1 entrepreneur français sur 4 envisage un retour au salariat

Par Nathan Guillemant |
1 entrepreneur français sur 4 envisage un retour au salariat

Qonto publie une étude menée auprès de 1 600 entrepreneurs en Europe. Le constat est paradoxal : l’entrepreneuriat reste un choix délibéré pour 96% des Français, mais un quart d’entre eux envisage de retourner au salariat d’ici 2027, un record européen.

Un choix de vie assumé

En France, l’entrepreneuriat n’est pas un choix par défaut. 96% des sondés citent au moins un moteur positif à leur décision. Seuls 23% évoquent une contrainte subie comme une perte d’emploi ou une mauvaise expérience salariale.

Les motivations sont avant tout liées au mode de vie. La France affiche le record européen avec 36% d’entrepreneurs en quête d’un meilleur équilibre vie pro/vie perso et 32,5% recherchant une liberté créative. L’indépendance est avant tout un outil pour reconquérir son temps et sa liberté personnelle.

Un quotidien fragilisé par l’anxiété financière

La France offre l’un des environnements les plus favorables à la création d’entreprise : 34% des sondés le jugent « facile » ou « très facile », soit le 2ème score européen. Pourtant, le quotidien reste complexe.

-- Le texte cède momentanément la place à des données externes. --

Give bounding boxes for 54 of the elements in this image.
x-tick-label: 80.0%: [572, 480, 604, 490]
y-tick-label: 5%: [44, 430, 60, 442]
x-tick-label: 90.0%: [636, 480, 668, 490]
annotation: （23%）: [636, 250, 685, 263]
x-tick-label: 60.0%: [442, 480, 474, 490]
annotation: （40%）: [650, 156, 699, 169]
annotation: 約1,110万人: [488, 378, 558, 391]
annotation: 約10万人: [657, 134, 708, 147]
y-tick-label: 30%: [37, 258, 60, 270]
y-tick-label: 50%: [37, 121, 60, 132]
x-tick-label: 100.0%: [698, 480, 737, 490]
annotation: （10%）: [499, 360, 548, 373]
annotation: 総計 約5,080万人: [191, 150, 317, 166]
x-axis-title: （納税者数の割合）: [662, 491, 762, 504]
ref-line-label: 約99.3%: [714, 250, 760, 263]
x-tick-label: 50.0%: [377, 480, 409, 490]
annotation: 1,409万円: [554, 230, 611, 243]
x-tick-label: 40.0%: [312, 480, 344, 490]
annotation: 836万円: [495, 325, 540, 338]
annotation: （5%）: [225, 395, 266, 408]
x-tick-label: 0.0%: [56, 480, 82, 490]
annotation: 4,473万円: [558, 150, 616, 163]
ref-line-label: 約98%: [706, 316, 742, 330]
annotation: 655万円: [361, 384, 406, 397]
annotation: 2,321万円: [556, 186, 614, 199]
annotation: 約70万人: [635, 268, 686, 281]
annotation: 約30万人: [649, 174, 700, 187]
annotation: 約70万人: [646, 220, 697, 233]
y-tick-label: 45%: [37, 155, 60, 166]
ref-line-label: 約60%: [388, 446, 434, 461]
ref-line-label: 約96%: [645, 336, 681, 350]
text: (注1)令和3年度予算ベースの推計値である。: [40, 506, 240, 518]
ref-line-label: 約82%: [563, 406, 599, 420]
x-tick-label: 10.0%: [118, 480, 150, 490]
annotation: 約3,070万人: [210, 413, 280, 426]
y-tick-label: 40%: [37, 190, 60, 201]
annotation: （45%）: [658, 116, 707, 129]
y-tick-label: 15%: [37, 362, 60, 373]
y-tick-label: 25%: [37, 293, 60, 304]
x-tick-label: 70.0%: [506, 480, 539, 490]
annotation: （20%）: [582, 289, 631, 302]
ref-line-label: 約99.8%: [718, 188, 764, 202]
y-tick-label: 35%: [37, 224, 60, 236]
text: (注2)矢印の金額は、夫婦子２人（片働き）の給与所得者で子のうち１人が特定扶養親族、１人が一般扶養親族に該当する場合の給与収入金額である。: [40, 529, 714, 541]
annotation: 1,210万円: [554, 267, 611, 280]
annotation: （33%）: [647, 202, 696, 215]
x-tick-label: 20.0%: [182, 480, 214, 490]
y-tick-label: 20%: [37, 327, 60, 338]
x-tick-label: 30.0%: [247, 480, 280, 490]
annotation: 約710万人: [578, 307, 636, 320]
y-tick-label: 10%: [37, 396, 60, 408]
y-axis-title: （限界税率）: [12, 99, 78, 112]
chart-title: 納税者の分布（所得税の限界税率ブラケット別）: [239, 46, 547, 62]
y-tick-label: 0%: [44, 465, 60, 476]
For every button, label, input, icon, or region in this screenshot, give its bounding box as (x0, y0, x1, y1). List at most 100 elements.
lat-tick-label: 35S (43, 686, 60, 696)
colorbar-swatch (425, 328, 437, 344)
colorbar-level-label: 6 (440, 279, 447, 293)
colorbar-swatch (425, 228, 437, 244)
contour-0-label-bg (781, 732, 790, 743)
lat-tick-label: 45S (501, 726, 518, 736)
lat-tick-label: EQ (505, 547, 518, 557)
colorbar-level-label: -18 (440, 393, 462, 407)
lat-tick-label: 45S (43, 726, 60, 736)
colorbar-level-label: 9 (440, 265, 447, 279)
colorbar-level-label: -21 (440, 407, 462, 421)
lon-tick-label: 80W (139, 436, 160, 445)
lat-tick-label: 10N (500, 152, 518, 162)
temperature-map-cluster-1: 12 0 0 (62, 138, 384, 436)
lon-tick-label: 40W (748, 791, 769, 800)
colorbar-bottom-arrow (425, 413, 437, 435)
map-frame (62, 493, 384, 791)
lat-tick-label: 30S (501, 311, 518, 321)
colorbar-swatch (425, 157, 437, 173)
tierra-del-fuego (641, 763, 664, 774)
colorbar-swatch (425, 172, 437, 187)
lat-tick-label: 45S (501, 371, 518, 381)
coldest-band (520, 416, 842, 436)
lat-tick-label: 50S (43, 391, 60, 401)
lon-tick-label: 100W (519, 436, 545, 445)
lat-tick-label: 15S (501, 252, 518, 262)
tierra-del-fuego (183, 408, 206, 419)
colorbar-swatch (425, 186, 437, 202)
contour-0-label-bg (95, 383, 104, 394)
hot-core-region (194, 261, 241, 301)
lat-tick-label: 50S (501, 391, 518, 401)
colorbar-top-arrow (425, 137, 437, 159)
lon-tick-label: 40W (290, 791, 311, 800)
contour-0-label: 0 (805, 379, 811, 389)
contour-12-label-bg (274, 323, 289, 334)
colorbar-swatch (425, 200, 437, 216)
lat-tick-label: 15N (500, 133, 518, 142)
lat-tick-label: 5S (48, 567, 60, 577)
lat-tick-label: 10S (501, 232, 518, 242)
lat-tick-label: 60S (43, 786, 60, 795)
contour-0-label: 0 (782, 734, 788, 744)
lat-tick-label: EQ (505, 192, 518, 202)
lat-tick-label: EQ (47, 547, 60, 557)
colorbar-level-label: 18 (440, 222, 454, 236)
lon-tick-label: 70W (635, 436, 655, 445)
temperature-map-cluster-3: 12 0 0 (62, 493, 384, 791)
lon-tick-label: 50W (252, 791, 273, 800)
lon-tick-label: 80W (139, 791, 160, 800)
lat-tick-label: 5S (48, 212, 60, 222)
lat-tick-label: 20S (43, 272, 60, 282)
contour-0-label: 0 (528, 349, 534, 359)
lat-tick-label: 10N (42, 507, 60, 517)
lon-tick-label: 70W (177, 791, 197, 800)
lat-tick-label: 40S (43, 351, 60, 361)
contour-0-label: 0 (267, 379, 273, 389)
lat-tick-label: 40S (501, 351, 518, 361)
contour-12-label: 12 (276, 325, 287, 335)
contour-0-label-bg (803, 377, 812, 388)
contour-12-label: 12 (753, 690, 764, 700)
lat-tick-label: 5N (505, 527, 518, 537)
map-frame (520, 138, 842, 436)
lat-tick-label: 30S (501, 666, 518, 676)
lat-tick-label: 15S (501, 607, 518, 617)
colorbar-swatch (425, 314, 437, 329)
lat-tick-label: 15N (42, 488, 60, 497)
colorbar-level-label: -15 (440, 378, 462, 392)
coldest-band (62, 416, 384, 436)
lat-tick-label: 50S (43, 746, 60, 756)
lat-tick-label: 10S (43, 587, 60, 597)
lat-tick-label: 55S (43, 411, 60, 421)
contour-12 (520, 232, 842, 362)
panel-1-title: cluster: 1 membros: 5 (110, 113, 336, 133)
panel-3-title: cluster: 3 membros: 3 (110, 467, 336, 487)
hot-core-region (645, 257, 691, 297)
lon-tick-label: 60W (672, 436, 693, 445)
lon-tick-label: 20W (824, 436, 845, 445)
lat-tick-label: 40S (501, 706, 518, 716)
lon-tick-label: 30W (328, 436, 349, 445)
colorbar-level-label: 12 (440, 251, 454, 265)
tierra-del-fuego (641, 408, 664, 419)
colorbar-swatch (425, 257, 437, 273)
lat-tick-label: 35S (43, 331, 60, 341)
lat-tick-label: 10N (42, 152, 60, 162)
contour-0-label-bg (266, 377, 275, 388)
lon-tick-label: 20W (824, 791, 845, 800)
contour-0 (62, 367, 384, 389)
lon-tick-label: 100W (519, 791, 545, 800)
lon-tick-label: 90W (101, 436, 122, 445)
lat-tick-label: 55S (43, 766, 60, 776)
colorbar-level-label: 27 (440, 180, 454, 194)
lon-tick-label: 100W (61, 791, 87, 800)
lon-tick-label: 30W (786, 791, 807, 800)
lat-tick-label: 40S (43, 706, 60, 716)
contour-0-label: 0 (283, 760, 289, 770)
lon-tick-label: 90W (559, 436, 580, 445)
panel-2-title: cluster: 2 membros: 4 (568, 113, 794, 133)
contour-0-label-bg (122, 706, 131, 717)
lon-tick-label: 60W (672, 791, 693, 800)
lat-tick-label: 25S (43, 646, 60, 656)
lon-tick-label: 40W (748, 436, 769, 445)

L’acquisition client (16%, record européen), la trésorerie (15%) et l’administratif (12%) constituent les principaux défis.

L’irrégularité des revenus pèse lourd. Elle constitue le défi majeur pour 32,5% des entrepreneurs français, au-dessus de la moyenne européenne (30%). Cette instabilité paralyse les projets de croissance : seuls 7% envisagent des investissements, contre 12% ailleurs en Europe.

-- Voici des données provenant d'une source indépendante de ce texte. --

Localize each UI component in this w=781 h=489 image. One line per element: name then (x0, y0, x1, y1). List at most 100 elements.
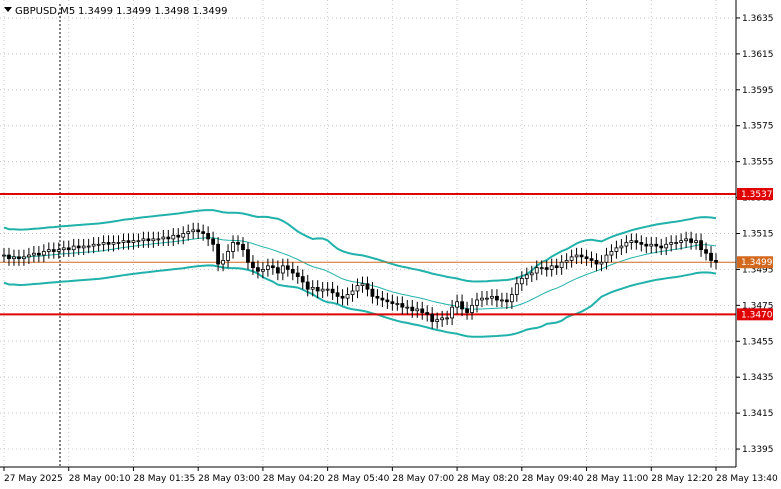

La confusion entre finances personnelles et professionnelles aggrave la situation. 15% des sondés peinent à les distinguer, un record en Europe, transformant chaque tension de trésorerie en risque pour le foyer.

Le record européen de la tentation du salariat

Face à cette charge mentale, 25% des entrepreneurs français envisagent un retour au salariat d’ici 2027. Un chiffre sans équivalent en Europe : l’Allemagne affiche 8,5%, l’Espagne 15% et l’Italie 16%.

« Les entrepreneurs n’abandonnent pas par manque d’envie. Ils abandonnent quand la gestion financière devient trop lourde à porter au quotidien. Quand près d’un tiers des entrepreneurs français citent l’angoisse des revenus comme principal défi, ce n’est pas un problème individuel, c’est un enjeu structurel« , déclare Alexandre Prot, cofondateur et CEO de Qonto.